Who? Jhonny Peralta, one of the keys to the play (and the game and, arguably, the Series), was really nowhere to be found. The on-deck hitter’s (Peralta’s) job, since time immemorial, is to gauge the play and give the bas erunner some direction: slide, don’t slide, slide to the inside of home, slide to the outside of home.
Almost a lost art, the on-deck hitter directing a base runner (or not directing a base runner) was the key to this play. If Fielder hook slides away from the infield to the outside of home plate, Buster Posey tags the air. If players don’t hook slide anymore (and there is an erroneous school of thought today that you should never hook slide), then all Fielder had to do was the (now commonplace) “slide by,” that is, slide somewhere back in the right-handed batter’s box and reach back with your left hand and touch home.
Again, Posey would have been tagging air.
On the Fox telecast, nobody in the booth recognized Peralta’s error until AJ Pierzynski, guest commentator, if you will, pointed out that it was up to the on-deck batter to help Fielder. On replay, Joe Buck said that Peralta “got there late.”
An absurd comment. In fact, in terms of helping Fielder out, Peralta never got there at all. On one shot, he can be seen, at most, acting as a cheerleader, raising his hands to complain about the out call. He did nothing and didn’t seem to know that he had to do anything. On SportsCenter on ESPN, neither John Kruk, Curt Schilling nor Terry Francona (all former players and Francona, of course, a former manager) even mentioned the poorness of the slide. Probably just a case of protecting a player (Fielder, Peralta?) or a coach (Lamont). Or maybe just a lack of knowledge?
Kind of hard to believe, but that’s baseball in the 21st Century. Even the players often don’t know what they are supposed to do.
TWO OTHER MISTAKES ON THIS PLAY
It’s stunning how many things went wrong on this play for the Tigers. Next time you see the replay, watch Fielder running between second and third.
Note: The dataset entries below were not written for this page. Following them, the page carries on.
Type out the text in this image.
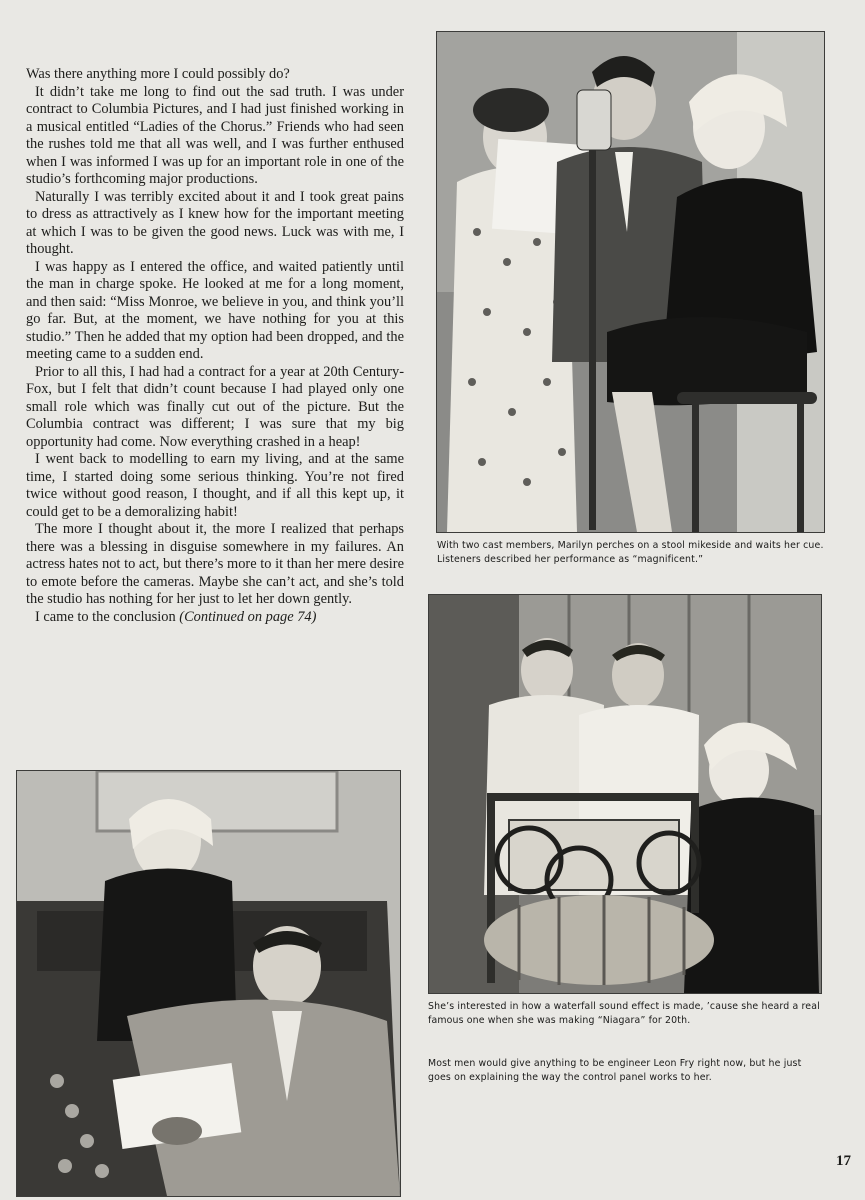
Was there anything more I could possibly do?

It didn’t take me long to find out the sad truth. I was under contract to Columbia Pictures, and I had just finished working in a musical entitled “Ladies of the Chorus.” Friends who had seen the rushes told me that all was well, and I was further enthused when I was informed I was up for an important role in one of the studio’s forthcoming major productions.

Naturally I was terribly excited about it and I took great pains to dress as attractively as I knew how for the important meeting at which I was to be given the good news. Luck was with me, I thought.

I was happy as I entered the office, and waited patiently until the man in charge spoke. He looked at me for a long moment, and then said: “Miss Monroe, we believe in you, and think you’ll go far. But, at the moment, we have nothing for you at this studio.” Then he added that my option had been dropped, and the meeting came to a sudden end.

Prior to all this, I had had a contract for a year at 20th Century-Fox, but I felt that didn’t count because I had played only one small role which was finally cut out of the picture. But the Columbia contract was different; I was sure that my big opportunity had come. Now everything crashed in a heap!

I went back to modelling to earn my living, and at the same time, I started doing some serious thinking. You’re not fired twice without good reason, I thought, and if all this kept up, it could get to be a demoralizing habit!

The more I thought about it, the more I realized that perhaps there was a blessing in disguise somewhere in my failures. An actress hates not to act, but there’s more to it than her mere desire to emote before the cameras. Maybe she can’t act, and she’s told the studio has nothing for her just to let her down gently.

I came to the conclusion (Continued on page 74)

With two cast members, Marilyn perches on a stool mikeside and waits her cue. Listeners described her performance as “magnificent.”
She’s interested in how a waterfall sound effect is made, ’cause she heard a real famous one when she was making “Niagara” for 20th.
Most men would give anything to be engineer Leon Fry right now, but he just goes on explaining the way the control panel works to her.
17
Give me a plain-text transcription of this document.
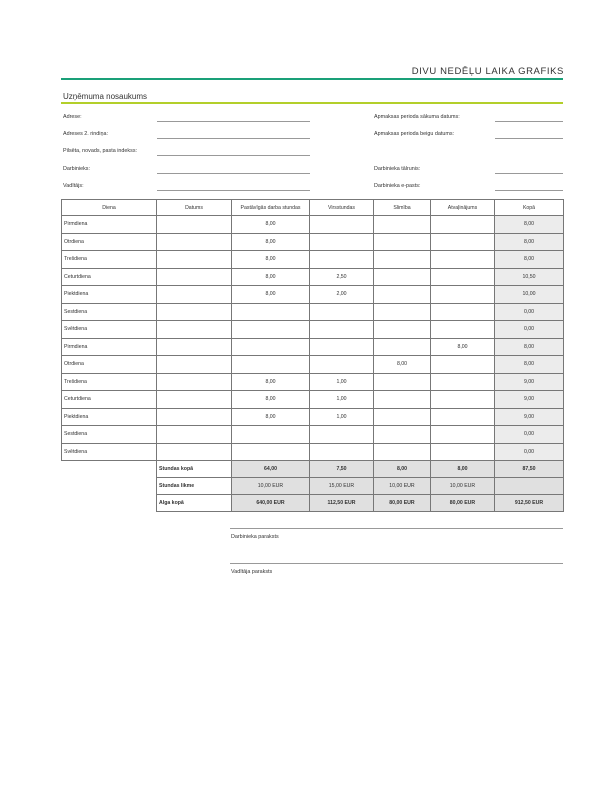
DIVU NEDĒĻU LAIKA GRAFIKS
Uzņēmuma nosaukums
Adrese:
Adreses 2. rindiņa:
Pilsēta, novads, pasta indekss:
Darbinieks:
Vadītājs:
Apmaksas perioda sākuma datums:
Apmaksas perioda beigu datums:
Darbinieka tālrunis:
Darbinieka e-pasts:
Diena	Datums	Pastāvīgās darba stundas	Virsstundas	Slimība	Atvaļinājums	Kopā
Pirmdiena		8,00				8,00
Otrdiena		8,00				8,00
Trešdiena		8,00				8,00
Ceturtdiena		8,00	2,50			10,50
Piektdiena		8,00	2,00			10,00
Sestdiena						0,00
Svētdiena						0,00
Pirmdiena					8,00	8,00
Otrdiena				8,00		8,00
Trešdiena		8,00	1,00			9,00
Ceturtdiena		8,00	1,00			9,00
Piektdiena		8,00	1,00			9,00
Sestdiena						0,00
Svētdiena						0,00
	Stundas kopā	64,00	7,50	8,00	8,00	87,50
	Stundas likme	10,00 EUR	15,00 EUR	10,00 EUR	10,00 EUR	
	Alga kopā	640,00 EUR	112,50 EUR	80,00 EUR	80,00 EUR	912,50 EUR
Darbinieka paraksts
Vadītāja paraksts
Rather than picking up his coach, about halfway to third, Fielder, inexplicably, looks out towards left field, presumably (and stupidly) to pick up the ball.
But that’s not his job (that’s the third base coach’s job) and that brief look out to the outfield costs Fielder a split second; the difference, even with a poor slide, between out and safe.
Third base coach Lamont made the other mistake. Nobody called it a mistake. Jim Leyland, covering for his coach after the game, said Lamont might have been “overaggressive.”
Fielder can’t run and didn’t have a feel (with no help from Peralta) where to slide. He should have intuitively slid to the outside since Posey was in fair territory and inside the third base line and could only have covered the inside of home. Plus, Posey probably wanted no part of a collision at home, given his season-ending injury in a collision at home plate last year.
Lamont should have known who was running and should have known there was nobody out. With two outs, you can make a case it was worth the gamble. With one out, you probably shouldn’t send him because there are plenty of ways to score Fielder from third (with less than two out).
With nobody out, it’s a no-brainer. Unless the runner can score easily standing up, there was just no reason to send Fielder.
SO, DID A BAD SLIDE BY PRINCE FIELDER COST THE TIGERS THE WORLD SERIES?
The answer to this question is no. Having said that, the poor play by Fielder, Lamont and Peralta cost the Tigers something very important: THE LEAD.
And that is something the Detroit Tigers, already down one game to none and soon to be down two games to none after this play, desperately needed.